Предлагал Губин друзьям и ошеломляющие суммы денег, твердо про себя зная, что никому никогда ничего не даст. Деньги он копил жадно и страстно, горячечно мечтая, что когда-нибудь вдруг да понадобятся они Варе. Только ей, только для нее, только ради этого мгновения, думалось ему, дважды в неделю ходил он в сберкассу и писал рубли прописью — на вклад.
А предлагал он так:
— Возьми у меня тысяч десять на разживу, — говорил он вдруг Штычкину, трудно живущему на директорский оклад с огромной семьей. — Ты же надрываешься, чудак! Разве я не замечаю? Из кассы взаимопомощи не вылезаешь, штаны — и те прохудились. С войны при твоей идиотской честности, конечно, кроме дырок в организме, что привезешь? Десять — двадцать у меня лежат на книжке без движения, я ж совершенно один на земле. Слышишь, Виктор? Зоя Алексеевна, подскажите вашему Собакевичу…

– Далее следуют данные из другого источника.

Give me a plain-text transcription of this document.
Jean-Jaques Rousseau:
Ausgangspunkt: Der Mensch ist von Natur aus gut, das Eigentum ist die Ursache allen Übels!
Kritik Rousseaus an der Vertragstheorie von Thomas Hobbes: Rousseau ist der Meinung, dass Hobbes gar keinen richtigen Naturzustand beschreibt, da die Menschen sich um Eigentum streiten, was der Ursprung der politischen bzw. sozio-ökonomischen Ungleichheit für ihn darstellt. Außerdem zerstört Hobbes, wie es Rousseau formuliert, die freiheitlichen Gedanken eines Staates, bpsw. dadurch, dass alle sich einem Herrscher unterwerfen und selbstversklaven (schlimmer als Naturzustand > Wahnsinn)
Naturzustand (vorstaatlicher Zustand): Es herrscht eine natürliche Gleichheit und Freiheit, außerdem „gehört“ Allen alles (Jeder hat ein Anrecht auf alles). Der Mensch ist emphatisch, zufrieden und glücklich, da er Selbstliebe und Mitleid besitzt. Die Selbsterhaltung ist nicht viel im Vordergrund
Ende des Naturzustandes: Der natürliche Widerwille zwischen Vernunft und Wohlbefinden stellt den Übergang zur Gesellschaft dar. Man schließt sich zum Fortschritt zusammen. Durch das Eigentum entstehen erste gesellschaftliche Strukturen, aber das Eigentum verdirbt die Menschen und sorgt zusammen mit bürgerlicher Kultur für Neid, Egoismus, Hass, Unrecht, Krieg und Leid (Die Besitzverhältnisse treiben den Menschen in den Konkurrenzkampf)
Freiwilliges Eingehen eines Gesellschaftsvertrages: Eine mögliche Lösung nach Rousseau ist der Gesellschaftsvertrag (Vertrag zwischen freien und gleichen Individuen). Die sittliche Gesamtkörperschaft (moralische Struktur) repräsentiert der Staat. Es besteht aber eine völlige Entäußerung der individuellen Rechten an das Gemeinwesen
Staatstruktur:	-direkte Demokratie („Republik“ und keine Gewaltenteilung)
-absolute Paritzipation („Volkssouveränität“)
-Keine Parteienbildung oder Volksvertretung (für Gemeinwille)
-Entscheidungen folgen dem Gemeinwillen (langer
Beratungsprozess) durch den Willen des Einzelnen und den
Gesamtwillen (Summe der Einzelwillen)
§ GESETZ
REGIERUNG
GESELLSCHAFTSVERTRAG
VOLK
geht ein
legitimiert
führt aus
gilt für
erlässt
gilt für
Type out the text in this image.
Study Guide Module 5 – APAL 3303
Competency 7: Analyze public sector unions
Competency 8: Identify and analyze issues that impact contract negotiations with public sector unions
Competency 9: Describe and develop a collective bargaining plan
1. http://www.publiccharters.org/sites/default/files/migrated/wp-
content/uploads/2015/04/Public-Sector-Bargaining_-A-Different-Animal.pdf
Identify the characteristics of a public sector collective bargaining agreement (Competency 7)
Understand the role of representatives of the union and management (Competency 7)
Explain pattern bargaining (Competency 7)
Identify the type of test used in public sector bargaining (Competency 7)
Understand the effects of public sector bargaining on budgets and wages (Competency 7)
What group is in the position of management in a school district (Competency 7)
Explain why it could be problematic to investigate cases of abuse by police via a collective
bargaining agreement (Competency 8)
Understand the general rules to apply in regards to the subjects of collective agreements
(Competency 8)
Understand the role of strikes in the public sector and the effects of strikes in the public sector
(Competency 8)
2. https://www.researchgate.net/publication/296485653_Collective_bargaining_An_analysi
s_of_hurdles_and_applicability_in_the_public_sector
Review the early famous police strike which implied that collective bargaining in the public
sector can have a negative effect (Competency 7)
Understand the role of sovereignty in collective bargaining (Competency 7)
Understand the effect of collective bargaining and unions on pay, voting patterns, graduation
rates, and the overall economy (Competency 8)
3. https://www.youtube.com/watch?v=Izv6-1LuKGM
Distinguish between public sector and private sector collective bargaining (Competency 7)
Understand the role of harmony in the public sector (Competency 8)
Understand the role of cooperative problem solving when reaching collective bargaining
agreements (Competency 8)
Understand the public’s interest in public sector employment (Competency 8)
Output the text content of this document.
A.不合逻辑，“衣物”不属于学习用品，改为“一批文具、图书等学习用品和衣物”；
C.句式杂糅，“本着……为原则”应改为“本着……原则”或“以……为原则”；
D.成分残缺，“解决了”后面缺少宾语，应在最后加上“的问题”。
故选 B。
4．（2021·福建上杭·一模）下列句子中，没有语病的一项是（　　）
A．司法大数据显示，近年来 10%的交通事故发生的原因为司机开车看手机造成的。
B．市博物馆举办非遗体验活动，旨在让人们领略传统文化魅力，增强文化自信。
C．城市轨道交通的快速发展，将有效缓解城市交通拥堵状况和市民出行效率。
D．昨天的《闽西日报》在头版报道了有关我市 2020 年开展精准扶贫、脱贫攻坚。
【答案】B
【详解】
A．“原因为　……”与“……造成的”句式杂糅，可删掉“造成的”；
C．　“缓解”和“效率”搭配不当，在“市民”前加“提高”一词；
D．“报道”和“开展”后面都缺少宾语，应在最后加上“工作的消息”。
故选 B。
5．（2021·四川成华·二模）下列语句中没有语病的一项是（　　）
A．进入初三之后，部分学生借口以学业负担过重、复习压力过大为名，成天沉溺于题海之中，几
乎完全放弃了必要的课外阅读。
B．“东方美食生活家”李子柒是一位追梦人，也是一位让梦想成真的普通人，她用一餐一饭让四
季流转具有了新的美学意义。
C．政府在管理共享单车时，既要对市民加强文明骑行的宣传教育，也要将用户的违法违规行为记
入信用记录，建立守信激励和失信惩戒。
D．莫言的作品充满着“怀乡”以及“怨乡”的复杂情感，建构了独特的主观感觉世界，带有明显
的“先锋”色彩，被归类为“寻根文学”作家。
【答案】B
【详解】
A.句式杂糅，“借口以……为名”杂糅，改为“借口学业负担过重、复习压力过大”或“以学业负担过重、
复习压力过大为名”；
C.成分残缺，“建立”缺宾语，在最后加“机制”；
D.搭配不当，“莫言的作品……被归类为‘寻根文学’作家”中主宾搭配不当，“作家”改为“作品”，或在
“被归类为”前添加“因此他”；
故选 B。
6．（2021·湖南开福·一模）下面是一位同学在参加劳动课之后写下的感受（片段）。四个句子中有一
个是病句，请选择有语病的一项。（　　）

Виктор и Зоя переглядывались, пораженные великодушием друга. И разумеется, отказывались, но никогда этого предложения не забывали. А если Губину казалось, что у него могут попросить, он рассказывал о себе насмешливо, вызывая общее сочувствие:
— Одно лицо, не стану уточнять какое, человек по виду симпатичный и всем вам хорошо известный, «позычил» у меня все мои двадцать три косые. А теперь говорит — не отдам раньше Нового года, хочешь убивай, хочешь милуй. Стеснен в средствах. А ты одинокий, перебьешься. Женись, говорит, на богатой вдове…
Губина очень жалели.
Многие знали о его неудачной любви. Варваре он действительно был верен, иных женщин, кроме нее, он просто не замечал. Женам друзей это нравилось, Лидия Захаровна, которой он как-то рассказал о Варваре, выразилась так:
— Человек, который может любить, как вы, столько лет, не может быть плохим человеком…
— Вы думаете? — печально осведомился Борис.
Фраза Лидии Захаровны получила широкое распространение. Губина положено было считать хорошим парнем, поломавшим свою жизнь на почве личной драмы.
— Как в кино, — сказал Дрожжин задумчиво, узнав о Варваре от своей жены. И, покосившись на Ирину Ивановну, дебелую свою супругу, которую он вечно раскармливал, словно индюшку, и бешено ревновал всю жизнь, машинист добавил: — Ты небось не способна на такие чувства. В войну и то ухитрялась надо мною измываться. А уж какая была истощенная…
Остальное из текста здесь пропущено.